Fighting canine ALS – Medical Xpress

March 30, 2017 by Genevieve Rajewski Giving these pets another one-and-a-half to two years of life would be a major success, Dominik Faissler said. Better yet, wed be doing something for dogs that at the same time contributes to human medicine. Credit: iStock

A gene-silencing therapy under development for people with amyotrophic lateral sclerosis (ALS) is being tested at Tufts in dogs with degenerative myelopathy, a fatal paralytic disease that is similar to ALS.

"If you look at the clinical progression [of degenerative myelopathy], a dog will go from dragging a toe, to stumbling, to falling over when it turns quickly," said Dominik Faissler, the veterinary neurologist at Cummings School who is leading the study. As the disease progresses, a dog can no longer stand.

"What's so extraordinary is that the dog is a naturally occurring model of one form of the human disease," said Robert H. Brown Jr., a University of Massachusetts Medical School neurologist who is one of the world's foremost experts on ALS and other neurodegenerative diseases. He approached Cummings School about testing the therapy developed in his lab, with the goal of speeding up clinical trials in humans.

"In dogs, it turns out there's a mutation in the SOD1 gene, which normally makes an antioxidant protein that helps protect nerve cells from a variety of cellular stresses and injuries. When this gene gets mutated, it becomes toxic to nerves, killing off the motor neurons in dogs the same way that this genetic mutation does in some people with ALS," said Brown, the Leo P. and Theresa M. LaChance Chair in Medical Research and chair of neurology at UMass Medical School.

Canine degenerative myelopathy causes progressive paralysis in older dogs in a number of breeds, including German shepherds, boxers, corgis, Chesapeake retrievers, Rhodesian ridgebacks and Bernese mountain dogs, Faissler said. "There is likely a genetic defect that interferes with the survival of the spinal cord tissue and brain tissue," he said. As in humans with ALS, dogs with degenerative myelopathy eventually die when the respiratory system stops working, but often pets are euthanized before, because their quality of life is poor.

The dogs in the Tufts trial receive a single spinal fluid injection of an engineered adenovirusfrom a family of viruses that can infect the nervous system, but is best known for causing the common cold. The engineered virus was designed to breach the blood-brain barrier to deliver DNA particles that turn offor silencethe mutated gene.

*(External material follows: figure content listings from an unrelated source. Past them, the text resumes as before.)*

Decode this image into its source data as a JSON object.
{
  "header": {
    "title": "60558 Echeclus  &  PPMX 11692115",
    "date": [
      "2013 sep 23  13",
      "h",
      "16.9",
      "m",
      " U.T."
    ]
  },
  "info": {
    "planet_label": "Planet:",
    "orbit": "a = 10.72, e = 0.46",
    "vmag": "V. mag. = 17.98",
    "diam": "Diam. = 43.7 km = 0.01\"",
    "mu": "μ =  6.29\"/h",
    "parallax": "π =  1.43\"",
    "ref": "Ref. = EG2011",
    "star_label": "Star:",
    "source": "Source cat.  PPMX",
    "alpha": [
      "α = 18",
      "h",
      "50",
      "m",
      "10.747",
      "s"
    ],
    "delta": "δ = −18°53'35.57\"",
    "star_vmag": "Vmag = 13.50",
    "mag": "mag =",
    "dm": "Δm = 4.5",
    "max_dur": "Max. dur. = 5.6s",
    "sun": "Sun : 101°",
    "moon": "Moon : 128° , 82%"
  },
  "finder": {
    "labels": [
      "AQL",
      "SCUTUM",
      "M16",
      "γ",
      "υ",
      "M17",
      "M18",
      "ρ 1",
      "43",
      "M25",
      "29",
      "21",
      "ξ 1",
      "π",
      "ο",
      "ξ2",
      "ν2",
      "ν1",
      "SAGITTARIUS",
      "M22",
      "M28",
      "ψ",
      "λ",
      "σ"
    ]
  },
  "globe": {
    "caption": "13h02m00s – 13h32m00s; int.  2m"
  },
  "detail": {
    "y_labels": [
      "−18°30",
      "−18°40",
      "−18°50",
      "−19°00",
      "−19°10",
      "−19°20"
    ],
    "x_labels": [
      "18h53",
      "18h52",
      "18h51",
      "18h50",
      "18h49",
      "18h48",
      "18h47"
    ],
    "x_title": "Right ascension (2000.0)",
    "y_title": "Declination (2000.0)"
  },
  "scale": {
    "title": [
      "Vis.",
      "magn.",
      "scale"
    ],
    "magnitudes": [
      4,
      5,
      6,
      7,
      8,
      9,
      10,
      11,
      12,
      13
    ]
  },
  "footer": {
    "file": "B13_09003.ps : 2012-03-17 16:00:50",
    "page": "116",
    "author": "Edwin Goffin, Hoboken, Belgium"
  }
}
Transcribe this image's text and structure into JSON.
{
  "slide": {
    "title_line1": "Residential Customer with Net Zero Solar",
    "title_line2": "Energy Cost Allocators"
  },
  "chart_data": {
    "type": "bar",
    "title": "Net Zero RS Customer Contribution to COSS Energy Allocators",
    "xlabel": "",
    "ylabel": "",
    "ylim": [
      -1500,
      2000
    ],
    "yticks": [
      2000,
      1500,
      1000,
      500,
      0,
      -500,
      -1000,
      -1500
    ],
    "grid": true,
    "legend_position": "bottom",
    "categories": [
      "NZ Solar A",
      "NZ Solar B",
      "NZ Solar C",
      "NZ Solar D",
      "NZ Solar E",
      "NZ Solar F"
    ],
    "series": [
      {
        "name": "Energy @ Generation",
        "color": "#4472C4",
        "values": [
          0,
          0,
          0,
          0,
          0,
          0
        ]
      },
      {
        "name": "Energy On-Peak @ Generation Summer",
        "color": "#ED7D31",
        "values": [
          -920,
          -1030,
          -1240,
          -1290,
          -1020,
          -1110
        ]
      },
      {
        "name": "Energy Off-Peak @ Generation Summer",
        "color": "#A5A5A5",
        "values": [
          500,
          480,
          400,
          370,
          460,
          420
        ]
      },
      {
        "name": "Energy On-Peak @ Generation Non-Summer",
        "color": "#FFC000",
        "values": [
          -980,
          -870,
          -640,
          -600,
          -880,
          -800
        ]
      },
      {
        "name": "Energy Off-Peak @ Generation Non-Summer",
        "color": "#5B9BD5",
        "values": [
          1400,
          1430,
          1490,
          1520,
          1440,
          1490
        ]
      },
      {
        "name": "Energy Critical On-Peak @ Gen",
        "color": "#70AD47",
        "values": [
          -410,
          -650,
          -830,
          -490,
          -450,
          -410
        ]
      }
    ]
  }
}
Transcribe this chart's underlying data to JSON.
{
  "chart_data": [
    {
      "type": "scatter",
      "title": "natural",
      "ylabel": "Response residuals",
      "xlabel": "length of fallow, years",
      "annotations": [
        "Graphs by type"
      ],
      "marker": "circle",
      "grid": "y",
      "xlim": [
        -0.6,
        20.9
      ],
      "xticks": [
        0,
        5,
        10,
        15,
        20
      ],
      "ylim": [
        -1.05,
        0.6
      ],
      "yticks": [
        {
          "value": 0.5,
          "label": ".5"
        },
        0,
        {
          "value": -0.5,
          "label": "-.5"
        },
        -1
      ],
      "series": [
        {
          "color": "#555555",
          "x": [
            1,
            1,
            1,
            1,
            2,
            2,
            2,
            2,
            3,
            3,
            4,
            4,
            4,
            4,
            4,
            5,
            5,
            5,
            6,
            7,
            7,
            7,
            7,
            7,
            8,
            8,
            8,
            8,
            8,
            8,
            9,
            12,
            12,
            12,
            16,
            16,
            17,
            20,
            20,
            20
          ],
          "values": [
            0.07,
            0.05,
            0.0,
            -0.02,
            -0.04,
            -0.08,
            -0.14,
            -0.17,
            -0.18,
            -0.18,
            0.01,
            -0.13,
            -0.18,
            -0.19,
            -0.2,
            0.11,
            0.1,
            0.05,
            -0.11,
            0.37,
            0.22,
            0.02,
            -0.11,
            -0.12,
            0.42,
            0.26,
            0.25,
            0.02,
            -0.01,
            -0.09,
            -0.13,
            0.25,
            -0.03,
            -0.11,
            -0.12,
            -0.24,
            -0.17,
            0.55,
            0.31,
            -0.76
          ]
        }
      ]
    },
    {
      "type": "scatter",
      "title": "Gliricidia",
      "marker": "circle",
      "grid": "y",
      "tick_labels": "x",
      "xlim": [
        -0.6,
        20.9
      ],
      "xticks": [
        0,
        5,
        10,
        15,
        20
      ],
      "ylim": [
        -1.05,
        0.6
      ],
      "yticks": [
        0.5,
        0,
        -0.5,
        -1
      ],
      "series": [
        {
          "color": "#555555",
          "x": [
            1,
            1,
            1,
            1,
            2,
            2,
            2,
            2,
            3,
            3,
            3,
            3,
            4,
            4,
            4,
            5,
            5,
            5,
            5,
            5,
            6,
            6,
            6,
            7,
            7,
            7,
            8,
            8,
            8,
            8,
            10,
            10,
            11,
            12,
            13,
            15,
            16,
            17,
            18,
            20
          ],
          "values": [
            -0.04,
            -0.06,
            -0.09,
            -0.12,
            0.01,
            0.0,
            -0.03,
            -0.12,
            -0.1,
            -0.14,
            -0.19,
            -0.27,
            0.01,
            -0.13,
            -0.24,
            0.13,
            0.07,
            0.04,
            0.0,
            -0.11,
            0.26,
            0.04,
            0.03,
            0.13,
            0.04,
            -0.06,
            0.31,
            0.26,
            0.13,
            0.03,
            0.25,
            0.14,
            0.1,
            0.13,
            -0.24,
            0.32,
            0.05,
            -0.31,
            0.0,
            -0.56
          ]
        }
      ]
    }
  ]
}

"This barrier is normally a very good thing, because it keeps bacteria out of our nervous system," Brown said. "But we must get the treatment to the cells where it can actually take effect, and a virus knows how to wend its way through that iron curtain." The therapy has shown promising results in mice genetically engineered to have a condition similar to ALS, he said, and it also was safe when tested in normal monkeys.

Dogs in the Cummings School trial, which began in December 2016, are checked every three months and undergo tests, which are videotaped, to assess their neurological and motor function. Four dogs are currently in the pilot study. So far, the therapy appears safe in pets, but Faissler and Brown said it's too early to determine whether it will halt or reverse the disease. "Does it work? That's the question I wake up and go to bed with every day," Brown said.

"Giving these pets another one-and-a-half to two years of life would be a major success," Faissler said. "Better yet, we'd be doing something for dogs that at the same time contributes to human medicine."

A successful trial in dogs could be a prelude to a clinical trial in people, Brown said. Ionis Pharmaceuticals, a California biotech company, is already testing a different gene therapy for SOD1-related ALS and for a similar type of mutation in patients with Huntington's disease, which attacks nerve cells in the brain. Such treatments one day could be used for a number of neurodegenerative and neuromuscular diseases, Brown said, including Parkinson's, Alzheimer's and a host of diseases known as ataxias, characterized by the loss of control over bodily movements.